CCS2025

PreferCare: Preference Dataset Copyright Protection in LLM Alignment by Watermark Injection and Verification

Jian Lou, Chenyang Zhang, Xiaoyu Zhang, Kai Wu

Abstract

With the urgent need to enhance the safety of LLM applications, there has been a growing focus on alignment training algorithms designed to keep large language models (LLMs) behaving in alignment with human values. Alignment training algorithms rely heavily on preference datasets, which are essential for finetuning LLMs to follow human preferences. However, generating and annotating these datasets is often costly and labor-intensive, making it critical to protect their copyright against unauthorized use.

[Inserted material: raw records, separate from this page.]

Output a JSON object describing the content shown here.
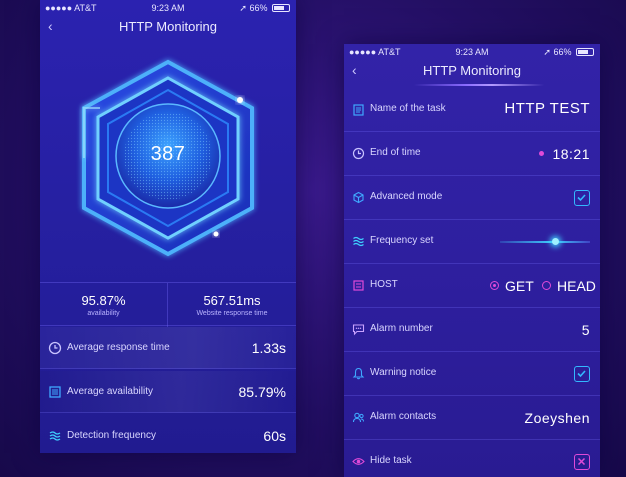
{
  "colors": {
    "background": "#230f63",
    "accent_cyan": "#33b8ff",
    "accent_pink": "#e04ad8",
    "card": "#2620a2"
  },
  "left_phone": {
    "status": {
      "carrier": "●●●●● AT&T",
      "time": "9:23 AM",
      "battery": "66%"
    },
    "nav": {
      "title": "HTTP Monitoring",
      "back_icon": "chevron-left-icon"
    },
    "hero": {
      "value": "387"
    },
    "stats": [
      {
        "value": "95.87%",
        "label": "availability"
      },
      {
        "value": "567.51ms",
        "label": "Website response time"
      }
    ],
    "metrics": [
      {
        "icon": "clock-icon",
        "label": "Average response time",
        "value": "1.33s"
      },
      {
        "icon": "list-icon",
        "label": "Average availability",
        "value": "85.79%"
      },
      {
        "icon": "frequency-icon",
        "label": "Detection frequency",
        "value": "60s"
      }
    ]
  },
  "right_phone": {
    "status": {
      "carrier": "●●●●● AT&T",
      "time": "9:23 AM",
      "battery": "66%"
    },
    "nav": {
      "title": "HTTP Monitoring",
      "back_icon": "chevron-left-icon"
    },
    "settings": {
      "task_name": {
        "icon": "clipboard-icon",
        "label": "Name of the task",
        "value": "HTTP TEST"
      },
      "end_time": {
        "icon": "clock-icon",
        "label": "End of time",
        "value": "18:21"
      },
      "advanced": {
        "icon": "cube-icon",
        "label": "Advanced mode",
        "checked": true
      },
      "frequency": {
        "icon": "frequency-icon",
        "label": "Frequency set",
        "level": 0.6
      },
      "host": {
        "icon": "host-icon",
        "label": "HOST",
        "options": [
          "GET",
          "HEAD"
        ],
        "selected": "GET"
      },
      "alarm_number": {
        "icon": "chat-icon",
        "label": "Alarm number",
        "value": "5"
      },
      "warning": {
        "icon": "bell-icon",
        "label": "Warning notice",
        "checked": true
      },
      "contacts": {
        "icon": "contacts-icon",
        "label": "Alarm contacts",
        "value": "Zoeyshen"
      },
      "hide_task": {
        "icon": "eye-icon",
        "label": "Hide task",
        "checked": true
      }
    }
  }
}
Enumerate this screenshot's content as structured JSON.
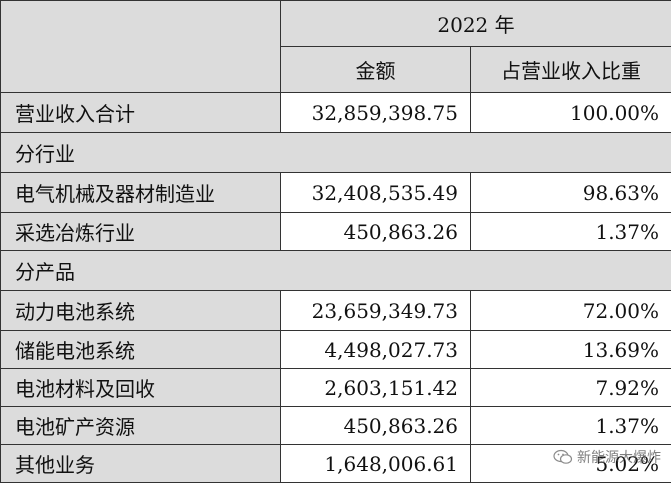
{
  "header": {
    "year": "2022 年",
    "amount": "金额",
    "ratio": "占营业收入比重"
  },
  "total": {
    "label": "营业收入合计",
    "amount": "32,859,398.75",
    "ratio": "100.00%"
  },
  "sections": [
    {
      "title": "分行业",
      "rows": [
        {
          "label": "电气机械及器材制造业",
          "amount": "32,408,535.49",
          "ratio": "98.63%"
        },
        {
          "label": "采选冶炼行业",
          "amount": "450,863.26",
          "ratio": "1.37%"
        }
      ]
    },
    {
      "title": "分产品",
      "rows": [
        {
          "label": "动力电池系统",
          "amount": "23,659,349.73",
          "ratio": "72.00%"
        },
        {
          "label": "储能电池系统",
          "amount": "4,498,027.73",
          "ratio": "13.69%"
        },
        {
          "label": "电池材料及回收",
          "amount": "2,603,151.42",
          "ratio": "7.92%"
        },
        {
          "label": "电池矿产资源",
          "amount": "450,863.26",
          "ratio": "1.37%"
        },
        {
          "label": "其他业务",
          "amount": "1,648,006.61",
          "ratio": "5.02%"
        }
      ]
    }
  ],
  "watermark": {
    "text": "新能源大爆炸",
    "icon": "wechat-icon"
  }
}
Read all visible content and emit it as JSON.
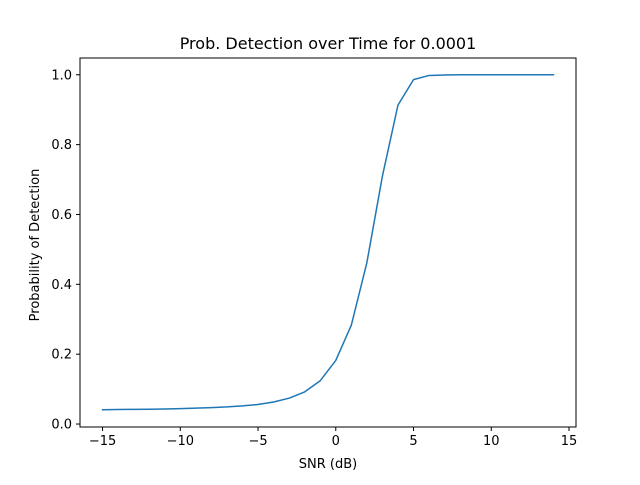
{
  "chart_data": {
    "type": "line",
    "title": "Prob. Detection over Time for 0.0001",
    "xlabel": "SNR (dB)",
    "ylabel": "Probability of Detection",
    "xlim": [
      -16.45,
      15.45
    ],
    "ylim": [
      -0.0085,
      1.048
    ],
    "xticks": [
      -15,
      -10,
      -5,
      0,
      5,
      10,
      15
    ],
    "xtick_labels": [
      "−15",
      "−10",
      "−5",
      "0",
      "5",
      "10",
      "15"
    ],
    "yticks": [
      0.0,
      0.2,
      0.4,
      0.6,
      0.8,
      1.0
    ],
    "ytick_labels": [
      "0.0",
      "0.2",
      "0.4",
      "0.6",
      "0.8",
      "1.0"
    ],
    "grid": false,
    "legend": "none",
    "series": [
      {
        "color": "#1f77b4",
        "x": [
          -15,
          -14,
          -13,
          -12,
          -11,
          -10,
          -9,
          -8,
          -7,
          -6,
          -5,
          -4,
          -3,
          -2,
          -1,
          0,
          1,
          2,
          3,
          4,
          5,
          6,
          7,
          8,
          9,
          10,
          11,
          12,
          13,
          14
        ],
        "y": [
          0.041,
          0.0415,
          0.042,
          0.0425,
          0.043,
          0.044,
          0.0455,
          0.047,
          0.049,
          0.052,
          0.056,
          0.063,
          0.074,
          0.092,
          0.124,
          0.182,
          0.283,
          0.462,
          0.71,
          0.913,
          0.986,
          0.998,
          0.9995,
          1.0,
          1.0,
          1.0,
          1.0,
          1.0,
          1.0,
          1.0
        ]
      }
    ]
  }
}
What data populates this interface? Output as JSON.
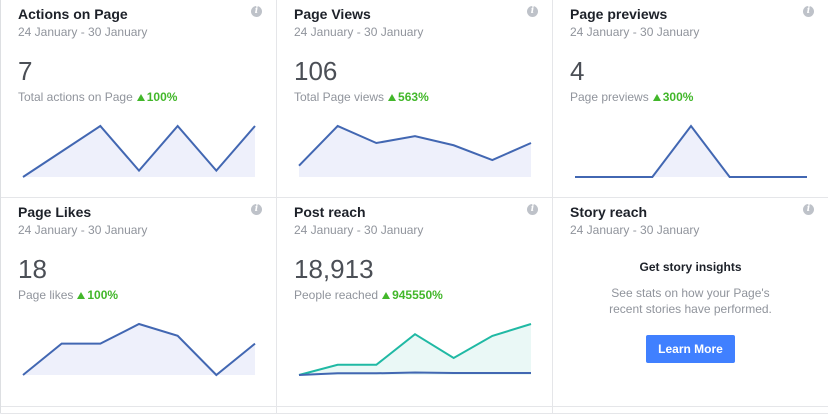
{
  "cards": [
    {
      "title": "Actions on Page",
      "date": "24 January - 30 January",
      "value": "7",
      "sub_label": "Total actions on Page",
      "change": "100%",
      "trend_points": [
        0,
        40,
        80,
        10,
        80,
        10,
        80
      ],
      "secondary_points": []
    },
    {
      "title": "Page Views",
      "date": "24 January - 30 January",
      "value": "106",
      "sub_label": "Total Page views",
      "change": "563%",
      "trend_points": [
        10,
        45,
        30,
        36,
        28,
        15,
        30
      ],
      "secondary_points": []
    },
    {
      "title": "Page previews",
      "date": "24 January - 30 January",
      "value": "4",
      "sub_label": "Page previews",
      "change": "300%",
      "trend_points": [
        0,
        0,
        0,
        60,
        0,
        0,
        0
      ],
      "secondary_points": []
    },
    {
      "title": "Page Likes",
      "date": "24 January - 30 January",
      "value": "18",
      "sub_label": "Page likes",
      "change": "100%",
      "trend_points": [
        0,
        40,
        40,
        65,
        50,
        0,
        40
      ],
      "secondary_points": []
    },
    {
      "title": "Post reach",
      "date": "24 January - 30 January",
      "value": "18,913",
      "sub_label": "People reached",
      "change": "945550%",
      "trend_points": [
        0,
        6,
        6,
        24,
        10,
        23,
        30
      ],
      "secondary_points": [
        0,
        1,
        1,
        1.5,
        1.2,
        1.2,
        1.2
      ]
    }
  ],
  "story": {
    "title": "Story reach",
    "date": "24 January - 30 January",
    "heading": "Get story insights",
    "description": "See stats on how your Page's recent stories have performed.",
    "button_label": "Learn More"
  },
  "colors": {
    "line": "#4267b2",
    "fill": "#eef0fb",
    "reach_line": "#20b9a4",
    "reach_fill": "#eaf8f6",
    "trend_up": "#42b72a",
    "button": "#4080ff"
  },
  "icons": {
    "info": "info-icon",
    "trend": "triangle-up-icon"
  }
}
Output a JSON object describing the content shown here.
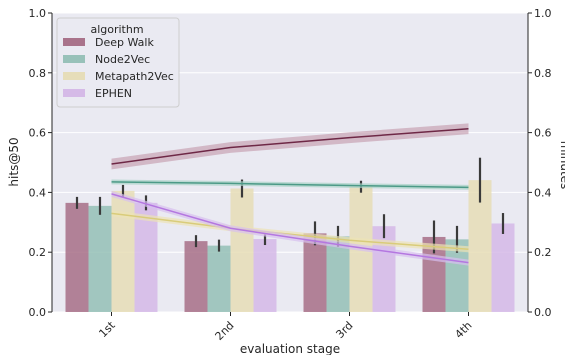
{
  "chart_data": {
    "type": "bar",
    "xlabel": "evaluation stage",
    "ylabel": "hits@50",
    "y2label": "minutes",
    "ylim": [
      0,
      1
    ],
    "y2lim": [
      0,
      1
    ],
    "yticks": [
      "0.0",
      "0.2",
      "0.4",
      "0.6",
      "0.8",
      "1.0"
    ],
    "grid": true,
    "legend_title": "algorithm",
    "legend_position": "top-left",
    "categories": [
      "1st",
      "2nd",
      "3rd",
      "4th"
    ],
    "series": [
      {
        "name": "Deep Walk",
        "color": "#a2667f",
        "values": [
          0.365,
          0.237,
          0.263,
          0.251
        ],
        "err": [
          0.02,
          0.02,
          0.04,
          0.055
        ]
      },
      {
        "name": "Node2Vec",
        "color": "#8fbdb2",
        "values": [
          0.355,
          0.222,
          0.253,
          0.243
        ],
        "err": [
          0.03,
          0.02,
          0.035,
          0.045
        ]
      },
      {
        "name": "Metapath2Vec",
        "color": "#e6dcb2",
        "values": [
          0.405,
          0.413,
          0.419,
          0.441
        ],
        "err": [
          0.02,
          0.03,
          0.02,
          0.075
        ]
      },
      {
        "name": "EPHEN",
        "color": "#d3b5e6",
        "values": [
          0.365,
          0.244,
          0.287,
          0.296
        ],
        "err": [
          0.025,
          0.02,
          0.04,
          0.035
        ]
      }
    ],
    "lines": [
      {
        "name": "Deep Walk",
        "color": "#6e2846",
        "band": "#c8a3b4",
        "values": [
          0.495,
          0.55,
          0.583,
          0.613
        ],
        "band_width": 0.018
      },
      {
        "name": "Node2Vec",
        "color": "#4c9a87",
        "band": "#a7d1c6",
        "values": [
          0.435,
          0.43,
          0.423,
          0.417
        ],
        "band_width": 0.008
      },
      {
        "name": "Metapath2Vec",
        "color": "#d9cc7a",
        "band": "#ece3b5",
        "values": [
          0.33,
          0.28,
          0.24,
          0.21
        ],
        "band_width": 0.01
      },
      {
        "name": "EPHEN",
        "color": "#b477e0",
        "band": "#d7bff0",
        "values": [
          0.395,
          0.28,
          0.22,
          0.165
        ],
        "band_width": 0.01
      }
    ]
  }
}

In this paper, we propose PreferCare, the first framework tailor-made for preference dataset copyright protection via watermark injection and verification. PreferCare comprises two consecutive stages: injection and verification. In the injection stage, a style transfer-based watermark signal and a bi-level watermark optimization process are designed to embed the watermark into the preference dataset. In the verification stage, we employ statistical tests to determine whether a suspect LLM has used the watermarked preference dataset without authorization. Extensive experiments on multiple popular LLMs have demonstrated that PreferCare achieves effectiveness, harmlessness, transferability, and robustness across diverse settings, and can successfully verify the watermark within 20 queries.